The Singapore Games Association (SGGA) has announced its new Executive Committee Members that will serve the association for a two-year term starting from July.
Elicia Lee, Managing Director of Eliphant, will chair the association while Felicia Lim, Head of Games Business Development for APAC at Twitch, will act as its Vice-Chairperson.
According to a release, the association will aim to ‘shape’ the local gaming and esports industry as well as its ecosystem as the Singaporean market continues to grow.
Founded in 2020, the SGAA’s mission includes creating a sustainable gaming and esports ecosystem in the country alongside attracting more esports events to the region. In the first six months of 2022, the Wild Rift Icons Global Championship has taken place in Singapore and Valve has confirmed The International 11 will take place in October at an undisclosed location.
In addition to naming new committee members, the SGAA has announced it will host SGAA Industry Day. The conference focused on game development and esports in Southeast Asia will take place on July 23rd in collaboration with Infocomm Media Development Authority. The third Industry Day will be the first to take place in person following the COVID-19 pandemic.
The event includes talks on various topics including the state of esports in Singapore and potential career opportunities in the region.

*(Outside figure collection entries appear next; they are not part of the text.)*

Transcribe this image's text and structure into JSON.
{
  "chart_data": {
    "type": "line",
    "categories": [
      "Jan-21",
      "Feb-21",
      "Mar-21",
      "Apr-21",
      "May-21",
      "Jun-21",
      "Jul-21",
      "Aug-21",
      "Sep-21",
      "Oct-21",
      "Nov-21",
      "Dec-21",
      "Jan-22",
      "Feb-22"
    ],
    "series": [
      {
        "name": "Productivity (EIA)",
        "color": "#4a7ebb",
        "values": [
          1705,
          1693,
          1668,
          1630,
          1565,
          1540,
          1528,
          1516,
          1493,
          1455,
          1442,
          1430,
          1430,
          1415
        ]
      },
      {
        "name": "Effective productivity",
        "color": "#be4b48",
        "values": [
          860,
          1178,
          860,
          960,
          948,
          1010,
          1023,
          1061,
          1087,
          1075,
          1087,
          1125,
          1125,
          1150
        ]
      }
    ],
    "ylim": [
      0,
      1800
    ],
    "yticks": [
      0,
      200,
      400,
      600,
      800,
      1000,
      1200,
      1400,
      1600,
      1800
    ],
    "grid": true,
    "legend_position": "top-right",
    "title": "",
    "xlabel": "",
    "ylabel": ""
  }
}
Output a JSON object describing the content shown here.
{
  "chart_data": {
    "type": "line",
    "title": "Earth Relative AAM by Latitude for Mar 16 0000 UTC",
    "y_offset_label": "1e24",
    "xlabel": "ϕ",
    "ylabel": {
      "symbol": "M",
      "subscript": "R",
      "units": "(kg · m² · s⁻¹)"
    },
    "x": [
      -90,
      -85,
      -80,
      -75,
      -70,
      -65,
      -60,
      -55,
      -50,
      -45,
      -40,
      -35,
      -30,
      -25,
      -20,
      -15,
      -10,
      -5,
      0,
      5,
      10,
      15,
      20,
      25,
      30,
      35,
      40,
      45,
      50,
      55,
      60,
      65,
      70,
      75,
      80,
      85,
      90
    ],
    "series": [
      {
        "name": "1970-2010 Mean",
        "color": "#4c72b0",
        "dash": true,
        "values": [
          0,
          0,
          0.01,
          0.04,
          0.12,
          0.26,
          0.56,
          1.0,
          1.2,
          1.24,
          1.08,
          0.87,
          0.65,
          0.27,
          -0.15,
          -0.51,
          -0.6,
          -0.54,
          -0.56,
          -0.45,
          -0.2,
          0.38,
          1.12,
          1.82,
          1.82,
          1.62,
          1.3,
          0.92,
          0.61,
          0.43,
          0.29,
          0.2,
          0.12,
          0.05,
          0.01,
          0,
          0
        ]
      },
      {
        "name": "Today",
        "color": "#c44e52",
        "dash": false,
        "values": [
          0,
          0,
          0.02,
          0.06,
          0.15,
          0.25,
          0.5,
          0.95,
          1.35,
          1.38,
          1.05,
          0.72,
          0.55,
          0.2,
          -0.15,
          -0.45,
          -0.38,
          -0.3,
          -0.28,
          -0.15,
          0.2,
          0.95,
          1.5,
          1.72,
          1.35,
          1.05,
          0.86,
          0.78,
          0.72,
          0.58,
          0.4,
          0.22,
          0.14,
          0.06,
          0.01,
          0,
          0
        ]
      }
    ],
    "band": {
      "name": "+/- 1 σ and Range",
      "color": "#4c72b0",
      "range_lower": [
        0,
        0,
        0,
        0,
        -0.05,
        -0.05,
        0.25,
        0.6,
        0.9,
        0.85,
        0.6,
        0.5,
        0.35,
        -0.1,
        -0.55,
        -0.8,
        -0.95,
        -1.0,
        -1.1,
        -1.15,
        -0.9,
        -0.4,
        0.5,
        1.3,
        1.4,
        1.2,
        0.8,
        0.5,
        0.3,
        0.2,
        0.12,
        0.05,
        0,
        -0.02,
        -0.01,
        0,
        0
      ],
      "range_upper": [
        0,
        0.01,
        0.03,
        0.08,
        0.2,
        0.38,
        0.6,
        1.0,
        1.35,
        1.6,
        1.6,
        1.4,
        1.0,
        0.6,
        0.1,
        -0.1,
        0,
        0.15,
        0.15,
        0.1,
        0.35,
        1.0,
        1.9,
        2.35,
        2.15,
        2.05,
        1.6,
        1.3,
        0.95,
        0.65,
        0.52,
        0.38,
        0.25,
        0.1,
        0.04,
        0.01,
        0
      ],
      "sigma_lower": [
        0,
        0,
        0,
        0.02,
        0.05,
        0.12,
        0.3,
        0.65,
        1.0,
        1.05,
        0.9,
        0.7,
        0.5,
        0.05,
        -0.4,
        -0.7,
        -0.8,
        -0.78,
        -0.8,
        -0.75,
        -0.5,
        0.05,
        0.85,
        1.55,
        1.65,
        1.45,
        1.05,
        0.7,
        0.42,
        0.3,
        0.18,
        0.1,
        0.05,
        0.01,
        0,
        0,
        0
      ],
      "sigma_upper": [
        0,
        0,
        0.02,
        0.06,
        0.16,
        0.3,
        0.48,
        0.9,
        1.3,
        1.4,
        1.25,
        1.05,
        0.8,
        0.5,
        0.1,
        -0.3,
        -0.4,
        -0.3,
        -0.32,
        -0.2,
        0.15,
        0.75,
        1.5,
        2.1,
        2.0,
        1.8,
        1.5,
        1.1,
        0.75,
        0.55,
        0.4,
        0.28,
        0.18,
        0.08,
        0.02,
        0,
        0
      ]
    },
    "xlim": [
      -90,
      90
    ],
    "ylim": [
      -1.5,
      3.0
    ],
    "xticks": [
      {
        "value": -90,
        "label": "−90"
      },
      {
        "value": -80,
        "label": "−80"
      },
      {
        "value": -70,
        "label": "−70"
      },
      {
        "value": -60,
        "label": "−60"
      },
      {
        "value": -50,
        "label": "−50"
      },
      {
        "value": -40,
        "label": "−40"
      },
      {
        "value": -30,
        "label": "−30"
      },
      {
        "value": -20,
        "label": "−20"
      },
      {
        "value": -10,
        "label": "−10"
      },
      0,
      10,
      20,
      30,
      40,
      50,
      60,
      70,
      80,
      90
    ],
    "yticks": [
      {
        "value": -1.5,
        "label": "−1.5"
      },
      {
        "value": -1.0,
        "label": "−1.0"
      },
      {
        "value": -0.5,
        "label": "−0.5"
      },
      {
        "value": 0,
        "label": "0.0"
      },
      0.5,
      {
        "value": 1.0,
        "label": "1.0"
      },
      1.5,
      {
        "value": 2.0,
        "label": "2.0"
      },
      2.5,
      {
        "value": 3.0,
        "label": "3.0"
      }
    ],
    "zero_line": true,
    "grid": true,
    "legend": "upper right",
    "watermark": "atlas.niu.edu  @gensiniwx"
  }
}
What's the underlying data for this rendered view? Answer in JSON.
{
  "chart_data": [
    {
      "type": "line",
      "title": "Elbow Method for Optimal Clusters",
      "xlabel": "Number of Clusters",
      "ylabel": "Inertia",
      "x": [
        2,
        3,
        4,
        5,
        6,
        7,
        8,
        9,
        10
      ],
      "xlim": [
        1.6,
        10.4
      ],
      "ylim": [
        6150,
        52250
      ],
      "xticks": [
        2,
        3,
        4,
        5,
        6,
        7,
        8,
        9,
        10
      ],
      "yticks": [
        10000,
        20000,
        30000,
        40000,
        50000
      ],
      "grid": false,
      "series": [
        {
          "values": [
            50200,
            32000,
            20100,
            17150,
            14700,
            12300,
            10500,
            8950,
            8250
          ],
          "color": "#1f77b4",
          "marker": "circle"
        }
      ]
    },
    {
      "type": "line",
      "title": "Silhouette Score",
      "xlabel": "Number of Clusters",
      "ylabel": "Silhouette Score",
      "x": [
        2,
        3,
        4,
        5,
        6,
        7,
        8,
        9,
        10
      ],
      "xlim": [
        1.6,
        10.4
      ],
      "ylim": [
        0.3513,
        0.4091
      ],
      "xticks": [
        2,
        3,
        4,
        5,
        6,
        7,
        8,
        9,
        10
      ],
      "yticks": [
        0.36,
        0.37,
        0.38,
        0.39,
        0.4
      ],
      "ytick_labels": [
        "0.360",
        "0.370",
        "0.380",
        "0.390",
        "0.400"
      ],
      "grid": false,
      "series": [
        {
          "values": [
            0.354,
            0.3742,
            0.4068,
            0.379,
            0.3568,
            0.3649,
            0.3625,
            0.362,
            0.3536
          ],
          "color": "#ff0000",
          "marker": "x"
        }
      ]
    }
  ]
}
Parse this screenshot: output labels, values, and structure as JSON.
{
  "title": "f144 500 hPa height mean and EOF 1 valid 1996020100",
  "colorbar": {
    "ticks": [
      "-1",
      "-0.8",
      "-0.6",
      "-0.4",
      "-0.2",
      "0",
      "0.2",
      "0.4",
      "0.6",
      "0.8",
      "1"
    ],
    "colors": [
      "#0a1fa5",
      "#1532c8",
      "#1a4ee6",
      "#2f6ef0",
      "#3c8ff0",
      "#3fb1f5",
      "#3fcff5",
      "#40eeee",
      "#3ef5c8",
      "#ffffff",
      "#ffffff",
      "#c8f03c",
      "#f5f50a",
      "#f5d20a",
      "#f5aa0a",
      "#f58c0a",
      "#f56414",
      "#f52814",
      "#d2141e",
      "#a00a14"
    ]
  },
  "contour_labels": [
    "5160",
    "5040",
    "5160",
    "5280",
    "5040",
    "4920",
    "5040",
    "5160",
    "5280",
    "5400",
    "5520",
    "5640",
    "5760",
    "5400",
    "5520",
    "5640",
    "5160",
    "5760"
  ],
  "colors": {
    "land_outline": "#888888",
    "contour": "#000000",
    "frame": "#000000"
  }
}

Lee, the newly-appointed Chair of the SGAA, spoke on her appointment: “I’m honoured to renew my tenure with SGGA as its new Chairperson, and am looking forward to bringing SGGA to new heights together with the new Exco.”
“Equipped with the learnings of the past 2 years, we have expanded the number of Exco members, and identified specific roles that are needed both in SGGA and for the industry. This means we have a diverse and experienced Exco that is better able to be of service to the games industry and our members, and a clearer vision for how SGGA can better support and develop an ecosystem that will provide a good environment for Singapore-based games and esports companies to thrive.”